As postgraduate students, we face many challenges: a lack of fees and research funds, and the tedious process of proposal and thesis submission to graduate school. The other major problem is the delay in academic transcript processing leading to delays in research proposal approvals by various bodies, including the National Commission for Science, Technology and Innovation, and ethical committees, as well as the proposal submission process itself. Universities can help by expediting processing the transcripts.
My thesis title is ‘Effect of Nutrient and Soilless Media on Growth and Survival of Potato (Solanum tuberosum L) Apical Rooted Cuttings’. I have achieved this through Enhancing Access to High-Quality Seed Potato for Improved Productivity and Income of Smallholder Farmers in Nakuru County, a community action research project (CARP+), supported by Regional Universities Forum for Capacity Building in Agriculture (RUFORUM) and led by Professor Anthony Kibe. My academic supervisors are Professor Mariam Mwangi and Dr Maurice Oyoo.
The article ‘Effects of Sucrose and Gibberellic Acid (GA3) on growth and survival of local potato varieties in vitro’, of which I was the first author, appeared in the European Journal of Biology and Biotechnology in 2022. I am very proud of this achievement. While doing the research, I was attached to the Agricultural Development Corporation, or ADC, in Molo Nakuru, where I learned about rapid multiplication of seed potato techniques such as tissue culture (micropropagation) to produce plants for hydroponics, aeroponics systems, and apical rooted cuttings.

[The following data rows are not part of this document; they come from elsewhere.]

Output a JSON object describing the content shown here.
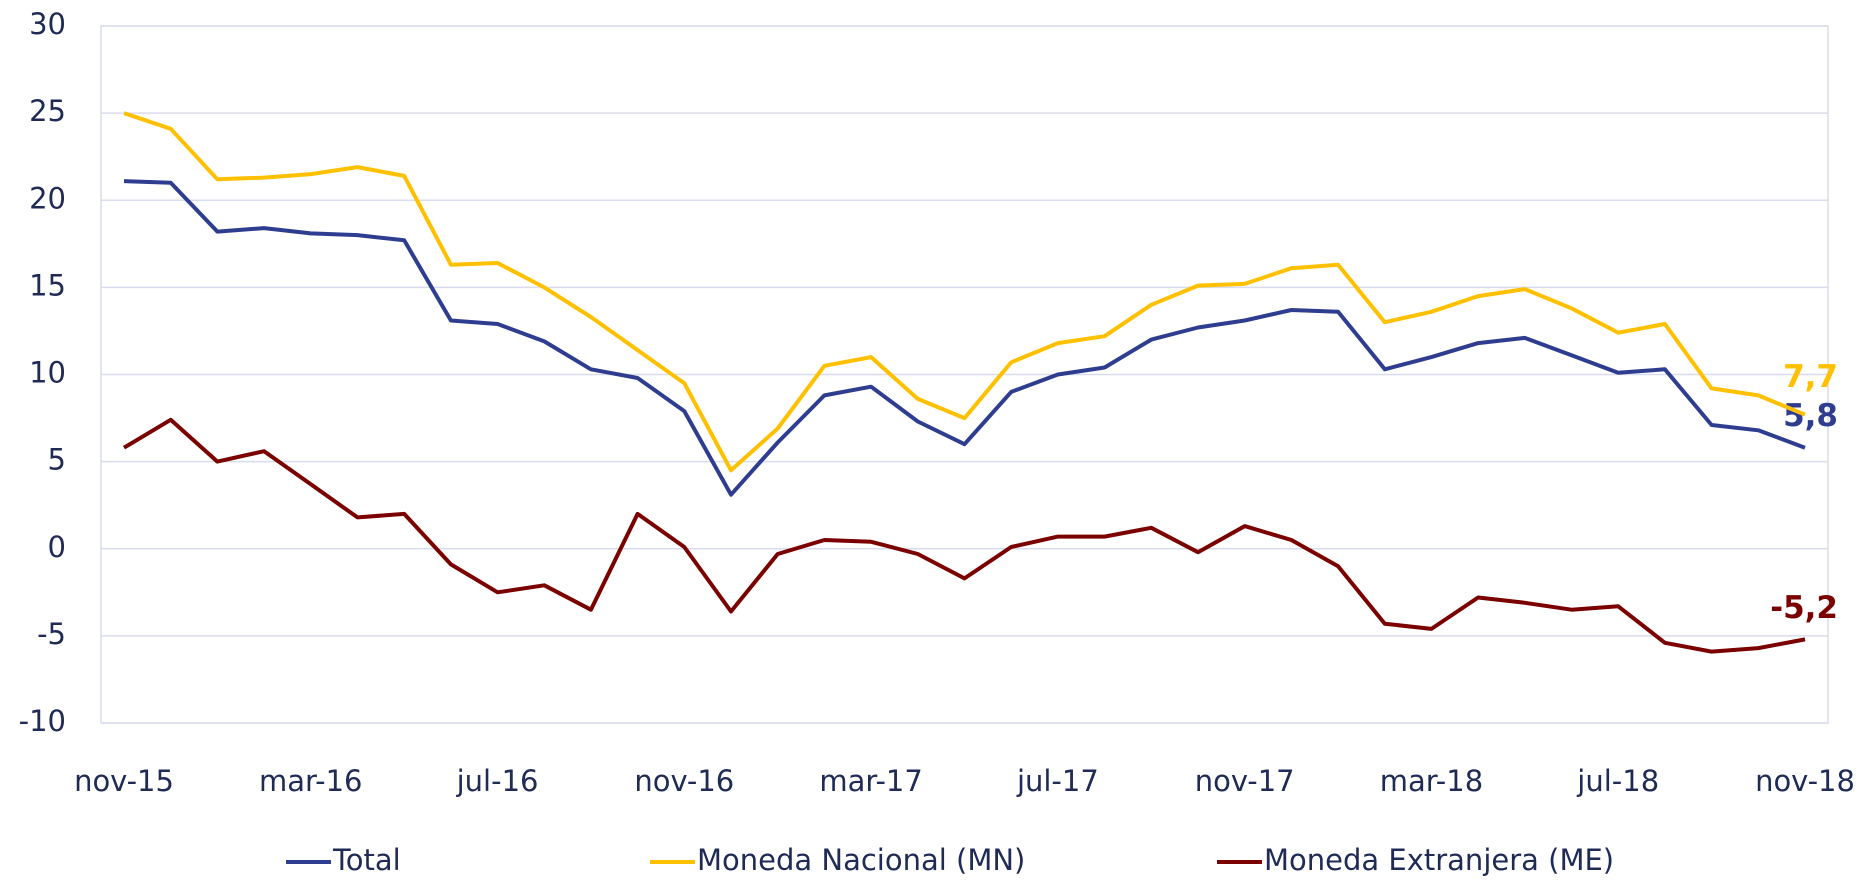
{
  "chart_data": {
    "type": "line",
    "categories": [
      "nov-15",
      null,
      null,
      null,
      "mar-16",
      null,
      null,
      null,
      "jul-16",
      null,
      null,
      null,
      "nov-16",
      null,
      null,
      null,
      "mar-17",
      null,
      null,
      null,
      "jul-17",
      null,
      null,
      null,
      "nov-17",
      null,
      null,
      null,
      "mar-18",
      null,
      null,
      null,
      "jul-18",
      null,
      null,
      null,
      "nov-18"
    ],
    "series": [
      {
        "name": "Total",
        "color": "#2e3d8f",
        "values": [
          21.1,
          21.0,
          18.2,
          18.4,
          18.1,
          18.0,
          17.7,
          13.1,
          12.9,
          11.9,
          10.3,
          9.8,
          7.9,
          3.1,
          6.1,
          8.8,
          9.3,
          7.3,
          6.0,
          9.0,
          10.0,
          10.4,
          12.0,
          12.7,
          13.1,
          13.7,
          13.6,
          10.3,
          11.0,
          11.8,
          12.1,
          11.1,
          10.1,
          10.3,
          7.1,
          6.8,
          5.8
        ],
        "value_labels": [
          null,
          null,
          null,
          null,
          null,
          null,
          null,
          null,
          null,
          null,
          null,
          null,
          null,
          null,
          null,
          null,
          null,
          null,
          null,
          null,
          null,
          null,
          null,
          null,
          null,
          null,
          null,
          null,
          null,
          null,
          null,
          null,
          null,
          null,
          null,
          null,
          "5,8"
        ]
      },
      {
        "name": "Moneda Nacional (MN)",
        "color": "#ffc000",
        "values": [
          25.0,
          24.1,
          21.2,
          21.3,
          21.5,
          21.9,
          21.4,
          16.3,
          16.4,
          15.0,
          13.3,
          11.4,
          9.5,
          4.5,
          6.9,
          10.5,
          11.0,
          8.6,
          7.5,
          10.7,
          11.8,
          12.2,
          14.0,
          15.1,
          15.2,
          16.1,
          16.3,
          13.0,
          13.6,
          14.5,
          14.9,
          13.8,
          12.4,
          12.9,
          9.2,
          8.8,
          7.7
        ],
        "value_labels": [
          null,
          null,
          null,
          null,
          null,
          null,
          null,
          null,
          null,
          null,
          null,
          null,
          null,
          null,
          null,
          null,
          null,
          null,
          null,
          null,
          null,
          null,
          null,
          null,
          null,
          null,
          null,
          null,
          null,
          null,
          null,
          null,
          null,
          null,
          null,
          null,
          "7,7"
        ]
      },
      {
        "name": "Moneda Extranjera (ME)",
        "color": "#7b0000",
        "values": [
          5.8,
          7.4,
          5.0,
          5.6,
          3.7,
          1.8,
          2.0,
          -0.9,
          -2.5,
          -2.1,
          -3.5,
          2.0,
          0.1,
          -3.6,
          -0.3,
          0.5,
          0.4,
          -0.3,
          -1.7,
          0.1,
          0.7,
          0.7,
          1.2,
          -0.2,
          1.3,
          0.5,
          -1.0,
          -4.3,
          -4.6,
          -2.8,
          -3.1,
          -3.5,
          -3.3,
          -5.4,
          -5.9,
          -5.7,
          -5.2
        ],
        "value_labels": [
          null,
          null,
          null,
          null,
          null,
          null,
          null,
          null,
          null,
          null,
          null,
          null,
          null,
          null,
          null,
          null,
          null,
          null,
          null,
          null,
          null,
          null,
          null,
          null,
          null,
          null,
          null,
          null,
          null,
          null,
          null,
          null,
          null,
          null,
          null,
          null,
          "-5,2"
        ]
      }
    ],
    "ylim": [
      -10,
      30
    ],
    "yticks": [
      -10,
      -5,
      0,
      5,
      10,
      15,
      20,
      25,
      30
    ],
    "grid": true,
    "legend": "bottom"
  }
}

As an MSc student in the CARP+ project, I have gained experience in rapid potato seed multiplication using apical rooted cuttings, which is like nursery-grown seedlings except that it is produced through vegetative means and does not originate from a seed. Basically, cuttings are produced from tissue culture plants in a screen house and are clean and free of disease.
Only farmers with irrigation can plant rooted cuttings as water is essential until the cuttings are established. It has several advantages that include integrating cuttings into seed systems and reducing the time in which high-quality seed potato is available to farmers while increasing the efficiency of seed production compared to conventional practices. The productivity of cuttings surpasses that of mini tubers – tiny-sized tubers produced by sand and the use of hydroponics and aeroponics technologies.
The high productivity is a result of producing several rounds of mother plants from the initial tissue culture plantlet prior to producing cuttings. A high tuber number per cutting further contributes to and compounds productivity. The first stage in the production of the apical rooted cuttings is in vitro hardening, followed by establishing mother plants.
I have been training farmers on seed potato production using these technologies, and modern seed storage and post-harvest handling techniques. Throughout this MSc journey, I have not just learned about the technical side of producing seed potatoes, but I also learned how to organise daily project activities such as budgeting and financial and technical reporting.
If things go according to plan, my wish is to enrol in a PhD programme if I manage to secure the funding for it. This is expensive and I do not think it would be fair to expect my parents to pay for it so I will be looking for a job if I cannot get a scholarship.